The storm continues to pound the town and the waters to rise. The preacher has to move his prayer to the balcony. A man in a motorboat comes by. “Get in, preacher. The levee is not going to hold!”
Still the preacher resists. “No,” he says. “I have faith in the Lord. He will save me.”
The levee breaks. Water cascades through the town. The preacher is forced to climb the church steeple. He clings there, praying. A woman in a helicopter lowers a ladder. “Grab hold, preacher!” she calls.
Still the preacher will not move. “I have faith in the Lord. He will save me.”
So the preacher drowns. When he gets to heaven, he confronts his maker. “Lord, I had faith in you,” he says. “Why didn’t you save me?” And the Lord says, “I sent you two boats and a helicopter. What more did you want?”
That is, yes, an oldie but goodie. If you’ve spent any time in Christian circles, you’ve probably heard it before.
Still, there is a certain wisdom in that chestnut that feels appropriate to this moment when we observe Easter in the shadow of a deadly pandemic.
We’re talking about a day when churches are ordinarily packed with people come to hear the Good News. Except that this year, they’ll be watching on tablets and smartphones instead. Churches are closed and silent. Or at least, they are supposed to be.
In recent weeks, we’ve seen churches all over the country defy restrictions on social gatherings.

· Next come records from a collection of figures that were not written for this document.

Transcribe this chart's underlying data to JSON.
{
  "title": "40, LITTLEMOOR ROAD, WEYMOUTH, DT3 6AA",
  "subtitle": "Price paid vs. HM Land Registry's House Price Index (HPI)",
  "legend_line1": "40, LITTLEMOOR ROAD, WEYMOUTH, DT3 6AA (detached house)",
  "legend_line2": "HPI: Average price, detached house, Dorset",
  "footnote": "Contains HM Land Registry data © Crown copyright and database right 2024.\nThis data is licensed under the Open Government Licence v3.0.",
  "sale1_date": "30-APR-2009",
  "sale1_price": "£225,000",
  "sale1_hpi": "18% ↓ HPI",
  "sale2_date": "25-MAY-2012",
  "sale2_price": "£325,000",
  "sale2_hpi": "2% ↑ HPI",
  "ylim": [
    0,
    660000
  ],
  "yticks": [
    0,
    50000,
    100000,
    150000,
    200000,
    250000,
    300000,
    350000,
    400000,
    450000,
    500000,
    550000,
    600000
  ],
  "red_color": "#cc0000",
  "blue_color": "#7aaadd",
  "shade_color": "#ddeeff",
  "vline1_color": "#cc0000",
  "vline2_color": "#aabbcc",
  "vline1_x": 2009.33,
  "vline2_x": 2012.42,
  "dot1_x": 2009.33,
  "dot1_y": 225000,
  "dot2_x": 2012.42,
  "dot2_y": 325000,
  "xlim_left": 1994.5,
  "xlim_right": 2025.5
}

Indeed, governors in a number of states — Florida, Louisiana, Pennsylvania and Mississippi among them — have carved out religious exemptions to those bans. CNN asked a woman leaving a service in Ohio if she was concerned about having exposed herself to a deadly pathogen. She said she was not because, “I’m covered in Jesus’ blood.”
Translation: “I have faith in the Lord. He will save me.”
One can almost hear a voice from on high saying, “I sent you social distancing. What more do you want?”
Sometimes, the faithful make faith a gauntlet, a test you must pass in order to prove you believe what you say you believe. That can be empowering and uplifting: “Faith,” said Martin Luther King, “is taking the first step when you can’t see the whole staircase.” Yet, as in the parable of the preacher and the flood, that gauntlet can also be foolish.
What’s the point of walking on hot coals to prove your faith if God has given you a safe path around them? What’s the point of sleeping on spikes to prove your faith if God has given you a perfectly good mattress?
And what, pray tell, is the point of exposing yourself to disease to prove your faith if God has given you a way to avoid it?
To gather in a building? Faith is not a building. And Christians are called upon not to go to church but to be the church: to worship, minister and serve.
The verse above is Christianity’s foundation stone: God loved us enough to give us Jesus. But nothing about that great gift is at odds with protecting oneself in a pandemic. After all, God loved us enough to give us science, too.